まず研究費は国が決めるから国の委員をしておけば学問的力に関係なく研究費が増える。研究費が増えればそれを配下の教授に配ることができ、権限も増え、学会長にもなり、勲章も近くなり、大学を定年退官したあとの就職を世話してくれるひとも増える。ただ、研究だけは遅れる(委員会などに出席するから)。


研究よりお金、名誉、退職後の職業が大切なのだ


追加して(録音にはない)、今日のテレビを見ると「予測できないのは仕方がない」ということを言う人がいたが、予測ができなければ予測しないのが正しい予測できないのに、レベル1などと予測するから犠牲者がでる。こんなことをテレビで言ってもらっては困る。


もう一つ。御嶽山の噴火では大勢の人が犠牲になった。でも「研究倫理」やらを専門としてSTAP事件でテレビに出ていた人は今回はもっと大きな科学の倫理問題なのに、登場しない。小保方さんが一つの論文を自由な立場で出しても、社会はなんの具体的な損害もない。好きな人が論文を読んで興味を持つだけだ。でも、予知連絡会ともなれば、国の委員会が間違えると大勢の犠牲者がでる。責任は噴火予知委員会会長の方が重たいのは当然だが、「倫理」を専門としているという専門家は、小保方さんが弱いと見るとバッシングし、予知を誤った東大教授は批判をしない。あとで仕返しをされるからだ


それで倫理というなら、倫理の専門家をやめたほうがよい。小保方さんを盛んに批判したNHKや関西の民放、それに分子生物学会なども「小保方さんより、若山さんの責任が重い。それよりはるかに噴火予知委員長の責任が重い」と言うべきだ。社会は万人に対して公平でなければならない。
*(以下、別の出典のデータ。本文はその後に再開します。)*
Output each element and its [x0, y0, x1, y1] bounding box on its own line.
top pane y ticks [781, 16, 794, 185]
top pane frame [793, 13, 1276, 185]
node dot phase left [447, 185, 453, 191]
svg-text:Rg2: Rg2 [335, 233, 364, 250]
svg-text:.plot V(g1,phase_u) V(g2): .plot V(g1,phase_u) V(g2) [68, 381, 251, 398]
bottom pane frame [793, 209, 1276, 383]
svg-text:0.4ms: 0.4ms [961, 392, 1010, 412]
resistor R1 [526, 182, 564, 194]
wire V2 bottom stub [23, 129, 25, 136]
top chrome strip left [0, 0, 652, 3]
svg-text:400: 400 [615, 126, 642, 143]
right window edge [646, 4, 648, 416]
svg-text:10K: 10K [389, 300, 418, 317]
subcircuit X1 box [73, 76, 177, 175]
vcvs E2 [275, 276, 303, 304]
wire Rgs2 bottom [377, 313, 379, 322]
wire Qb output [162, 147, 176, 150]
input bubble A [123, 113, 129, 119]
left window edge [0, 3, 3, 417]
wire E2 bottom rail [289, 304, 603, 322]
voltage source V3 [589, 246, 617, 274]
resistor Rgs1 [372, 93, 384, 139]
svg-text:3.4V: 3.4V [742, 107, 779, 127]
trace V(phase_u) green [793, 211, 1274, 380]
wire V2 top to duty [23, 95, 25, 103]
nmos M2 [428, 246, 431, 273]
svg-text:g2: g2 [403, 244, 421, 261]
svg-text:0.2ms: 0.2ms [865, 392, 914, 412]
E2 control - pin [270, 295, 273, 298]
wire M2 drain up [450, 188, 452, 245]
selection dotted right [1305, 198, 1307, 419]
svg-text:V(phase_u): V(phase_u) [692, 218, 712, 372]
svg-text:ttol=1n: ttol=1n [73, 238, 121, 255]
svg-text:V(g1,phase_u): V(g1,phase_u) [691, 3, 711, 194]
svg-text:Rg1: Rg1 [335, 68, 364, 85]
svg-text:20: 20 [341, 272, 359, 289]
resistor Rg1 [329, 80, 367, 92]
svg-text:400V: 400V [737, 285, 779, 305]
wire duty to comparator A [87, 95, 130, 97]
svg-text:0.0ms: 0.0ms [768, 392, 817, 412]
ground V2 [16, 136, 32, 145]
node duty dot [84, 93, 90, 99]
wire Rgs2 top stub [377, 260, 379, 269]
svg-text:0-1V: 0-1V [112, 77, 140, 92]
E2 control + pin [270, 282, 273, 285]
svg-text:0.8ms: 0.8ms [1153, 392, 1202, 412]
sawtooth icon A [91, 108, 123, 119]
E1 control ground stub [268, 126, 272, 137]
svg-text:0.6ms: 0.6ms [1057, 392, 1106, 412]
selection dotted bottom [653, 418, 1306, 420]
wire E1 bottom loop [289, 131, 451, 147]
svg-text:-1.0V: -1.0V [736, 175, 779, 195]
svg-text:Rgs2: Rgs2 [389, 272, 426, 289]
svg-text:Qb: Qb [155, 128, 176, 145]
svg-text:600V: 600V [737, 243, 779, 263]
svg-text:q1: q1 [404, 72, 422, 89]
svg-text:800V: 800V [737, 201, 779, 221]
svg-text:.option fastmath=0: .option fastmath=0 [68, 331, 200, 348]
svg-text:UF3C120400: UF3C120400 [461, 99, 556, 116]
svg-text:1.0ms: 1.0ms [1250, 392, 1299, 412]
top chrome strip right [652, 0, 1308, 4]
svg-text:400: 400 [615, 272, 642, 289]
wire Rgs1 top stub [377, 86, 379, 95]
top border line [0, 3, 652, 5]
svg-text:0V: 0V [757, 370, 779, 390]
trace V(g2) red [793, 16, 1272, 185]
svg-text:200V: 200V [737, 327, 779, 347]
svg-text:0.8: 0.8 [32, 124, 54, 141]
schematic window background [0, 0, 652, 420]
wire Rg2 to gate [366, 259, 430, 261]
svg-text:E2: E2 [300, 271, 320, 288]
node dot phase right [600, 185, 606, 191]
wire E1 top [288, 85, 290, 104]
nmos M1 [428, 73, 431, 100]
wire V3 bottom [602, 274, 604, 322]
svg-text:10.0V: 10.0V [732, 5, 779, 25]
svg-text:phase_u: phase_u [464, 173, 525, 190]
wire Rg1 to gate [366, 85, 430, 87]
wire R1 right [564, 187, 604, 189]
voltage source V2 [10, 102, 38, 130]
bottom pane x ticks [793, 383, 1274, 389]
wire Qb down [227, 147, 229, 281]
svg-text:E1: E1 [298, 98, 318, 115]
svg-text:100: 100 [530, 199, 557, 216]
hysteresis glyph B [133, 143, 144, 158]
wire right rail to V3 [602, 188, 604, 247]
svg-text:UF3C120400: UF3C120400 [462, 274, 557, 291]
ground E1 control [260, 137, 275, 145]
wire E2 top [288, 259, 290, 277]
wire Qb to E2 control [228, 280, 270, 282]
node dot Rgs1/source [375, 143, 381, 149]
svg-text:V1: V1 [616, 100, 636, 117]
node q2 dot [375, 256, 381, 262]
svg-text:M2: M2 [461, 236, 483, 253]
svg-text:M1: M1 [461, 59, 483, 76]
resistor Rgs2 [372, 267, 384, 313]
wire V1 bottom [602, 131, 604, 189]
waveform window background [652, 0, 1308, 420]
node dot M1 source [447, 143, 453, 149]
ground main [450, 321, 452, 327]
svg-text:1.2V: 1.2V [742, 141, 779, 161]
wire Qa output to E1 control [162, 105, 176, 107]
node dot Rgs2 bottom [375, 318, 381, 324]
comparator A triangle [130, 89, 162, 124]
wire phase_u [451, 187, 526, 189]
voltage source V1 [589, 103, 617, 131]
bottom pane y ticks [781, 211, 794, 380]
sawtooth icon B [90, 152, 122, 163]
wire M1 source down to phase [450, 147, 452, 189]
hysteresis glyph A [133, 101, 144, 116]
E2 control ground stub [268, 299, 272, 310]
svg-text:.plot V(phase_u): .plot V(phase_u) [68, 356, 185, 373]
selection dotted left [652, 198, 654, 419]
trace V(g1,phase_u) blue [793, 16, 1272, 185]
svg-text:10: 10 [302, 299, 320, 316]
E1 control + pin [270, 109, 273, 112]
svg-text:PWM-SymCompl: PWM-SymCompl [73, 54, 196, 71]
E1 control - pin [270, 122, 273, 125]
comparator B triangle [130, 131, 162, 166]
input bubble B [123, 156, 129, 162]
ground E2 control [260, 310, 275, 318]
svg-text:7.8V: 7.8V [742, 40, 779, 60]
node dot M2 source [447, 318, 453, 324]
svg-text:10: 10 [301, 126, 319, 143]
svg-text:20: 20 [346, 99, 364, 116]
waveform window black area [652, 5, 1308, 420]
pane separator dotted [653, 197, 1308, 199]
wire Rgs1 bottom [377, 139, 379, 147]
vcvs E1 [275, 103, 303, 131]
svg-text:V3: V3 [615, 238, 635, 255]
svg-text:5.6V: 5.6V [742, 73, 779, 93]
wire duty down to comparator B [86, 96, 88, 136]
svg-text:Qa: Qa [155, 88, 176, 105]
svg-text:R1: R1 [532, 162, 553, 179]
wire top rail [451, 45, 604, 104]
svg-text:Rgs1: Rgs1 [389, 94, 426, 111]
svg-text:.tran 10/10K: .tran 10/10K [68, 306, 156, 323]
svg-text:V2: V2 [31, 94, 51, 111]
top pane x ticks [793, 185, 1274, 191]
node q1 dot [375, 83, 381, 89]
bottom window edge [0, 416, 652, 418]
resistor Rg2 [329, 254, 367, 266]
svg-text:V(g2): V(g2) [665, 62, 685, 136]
でも、日本の学会がこれで良いはずはない。学問をしたい人は自由な研究ができるのだから国の委員にならなければ良いが、そうなると「火山村」から追い出されて研究費がもらえない。結果、国民は「御嶽山はレベル1。自由に登山が楽しめます」と言われて、紅葉を楽しみに御嶽山に上り、その挙句に死ぬ。レベル1を決めた人は一言も詫びない。